In the shadow of Greek elections
Italy, rapidly moving centre stage after the euro zone’s failure to assuage markets with a 100 billion euros Spanish bank bailout, faces a crunch bond auction. Having paid four percent to borrow for a year yesterday, it is likely to fork out over five percent for three-year paper although the smaller than usual target of up to 4.5 billion euros means the sale should get away. It will also issue a smattering of 2019 and 202 bonds.
Technocrat prime minister Mario Monti’s honeymoon period is over with even some he would have considered allies decrying the slow pace of his reform programme. Already this week he has appealed to Italy’s fractious political parties for support in keeping the austerity show on the road.
Today, Monti hosts France’s Francois Hollande. They agree on a lot – the need for a stronger growth strategy, a banking union established sooner rather than later and a longer-term goal of euro zone bonds. Berlin, with the possible exception of the first goal, definitely does not.
Moody’s slashed Spain’s rating to just one notch above junk last night. The power of the ratings agencies to shock is significantly diminished but if Spain’s sovereign rating drops further, more of whatever non-Spanish bank private investors are left will be forced to head for the exits. Moody’s noted that the bank bailout will increase Spain’s debt burden and the dangerous of loop of damaged banks being the main buyers of Spanish government debt which is falling in value. It repeated its warning that euro zone ratings could be cut further if Sunday’s Greek election were to increase the chances of that country leaving the euro.
We interviewed EU competition chief Almunia late yesterday who said Spain may need to wind down one of its bailed-out savings banks and later we get data on how much Spain’s banks borrowed from the ECB last month.
On Greece, plans must be afoot for the aftermath of the election. It looks likely that the bloc will give Athens an extra year to make the spending cuts demanded of it if there is any sort of government which will continue with the bailout. Spain has just been granted the same with Germany’s blessing. PASOK leader Venizelos asked for precisely that while New Democracy chief Samaras wants two years more.
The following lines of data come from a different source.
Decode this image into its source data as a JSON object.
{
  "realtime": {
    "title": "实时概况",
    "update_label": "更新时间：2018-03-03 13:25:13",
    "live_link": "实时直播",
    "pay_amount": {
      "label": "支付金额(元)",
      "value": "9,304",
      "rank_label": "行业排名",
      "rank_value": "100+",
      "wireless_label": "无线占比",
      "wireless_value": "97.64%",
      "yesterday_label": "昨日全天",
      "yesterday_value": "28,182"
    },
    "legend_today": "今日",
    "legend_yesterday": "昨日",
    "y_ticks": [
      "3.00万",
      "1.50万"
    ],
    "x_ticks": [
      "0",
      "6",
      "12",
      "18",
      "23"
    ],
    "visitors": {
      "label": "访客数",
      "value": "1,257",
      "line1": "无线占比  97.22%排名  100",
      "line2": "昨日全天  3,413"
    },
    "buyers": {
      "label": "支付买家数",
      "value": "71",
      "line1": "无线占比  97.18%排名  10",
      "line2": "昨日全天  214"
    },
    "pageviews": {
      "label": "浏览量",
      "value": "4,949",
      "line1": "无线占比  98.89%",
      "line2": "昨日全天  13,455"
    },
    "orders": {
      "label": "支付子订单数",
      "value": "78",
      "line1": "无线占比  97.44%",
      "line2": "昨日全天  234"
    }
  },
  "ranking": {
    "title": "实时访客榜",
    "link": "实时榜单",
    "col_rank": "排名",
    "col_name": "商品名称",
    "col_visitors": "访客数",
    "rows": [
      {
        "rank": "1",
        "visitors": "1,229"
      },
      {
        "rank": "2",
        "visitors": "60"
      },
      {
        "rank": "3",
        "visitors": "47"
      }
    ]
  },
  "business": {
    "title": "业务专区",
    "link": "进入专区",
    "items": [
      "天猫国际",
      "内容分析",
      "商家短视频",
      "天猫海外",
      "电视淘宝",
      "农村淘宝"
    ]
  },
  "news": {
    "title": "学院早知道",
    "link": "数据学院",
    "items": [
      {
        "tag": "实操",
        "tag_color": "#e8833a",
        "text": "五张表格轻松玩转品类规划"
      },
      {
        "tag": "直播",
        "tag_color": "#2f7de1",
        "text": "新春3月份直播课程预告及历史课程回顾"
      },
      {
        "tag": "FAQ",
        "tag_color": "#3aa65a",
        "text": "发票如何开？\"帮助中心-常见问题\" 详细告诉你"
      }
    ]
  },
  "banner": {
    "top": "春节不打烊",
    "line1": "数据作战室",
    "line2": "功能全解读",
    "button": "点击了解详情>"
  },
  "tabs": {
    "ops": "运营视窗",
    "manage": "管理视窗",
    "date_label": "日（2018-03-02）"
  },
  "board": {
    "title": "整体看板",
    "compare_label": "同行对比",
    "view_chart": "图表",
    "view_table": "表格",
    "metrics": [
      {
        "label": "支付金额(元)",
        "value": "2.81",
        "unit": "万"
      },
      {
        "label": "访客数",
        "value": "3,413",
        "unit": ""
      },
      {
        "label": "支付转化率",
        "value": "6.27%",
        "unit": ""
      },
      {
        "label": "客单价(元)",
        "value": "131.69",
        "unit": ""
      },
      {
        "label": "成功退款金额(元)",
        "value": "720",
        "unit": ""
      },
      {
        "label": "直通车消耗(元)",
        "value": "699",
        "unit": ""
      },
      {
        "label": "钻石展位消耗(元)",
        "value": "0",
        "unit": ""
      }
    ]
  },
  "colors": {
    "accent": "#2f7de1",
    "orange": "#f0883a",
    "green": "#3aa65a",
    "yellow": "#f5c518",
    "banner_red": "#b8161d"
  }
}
Most sane judges think a third bailout and a fundamental reappraisal of the austerity programme will be needed to stop Greece falling off the rails at some point, but there’s not much prospect of that coming quickly. And what will the ECB do? Presumably it stands ready to prime Greek banks with even more liquidity.
There are many good reasons to keep Greece in the euro zone even if it did default – not least the chaos that would ensue, resulting in an essentially failed state that would have to be flooded with aid. Cyprus added to the list yesterday, saying it may look to Russia and China rather than Europe for money to prop up its banks which have been holed below the water line by their exposure to Greece. That would be a move of huge geopolitical implications. If Greece contemplated the same it would be even more so.
Interestingly, Washington in the guise of Treasury Secretary Geithner is urging the rest of the euro zone to get behind Germany’s push for fiscal union, calling for a maximum of clarity on the plans as early as possible. In a distinct change of tone, he said it was unfair to look at Germany as the sole source of the problem. Expect much more on this at next week’s G20 though doubtless Merkel will come under serious pressure as well.
On the safe haven side of the equation, the Swiss National Bank holds its quarterly policy meeting just a few days before Greek elections which could conceivably put unbearable upward pressure on the Swiss franc. No action is expected ahead of the event, but it’s quite possible that the SNB may mention steps such as capital controls or a charge on sight deposits – the cash commercial banks hold with the central bank. Last month, as markets grew increasingly anxious about Athens’ future in the currency bloc, the SNB had to expand its forex reserves by nearly a third to make the currency cap it imposed last year stick.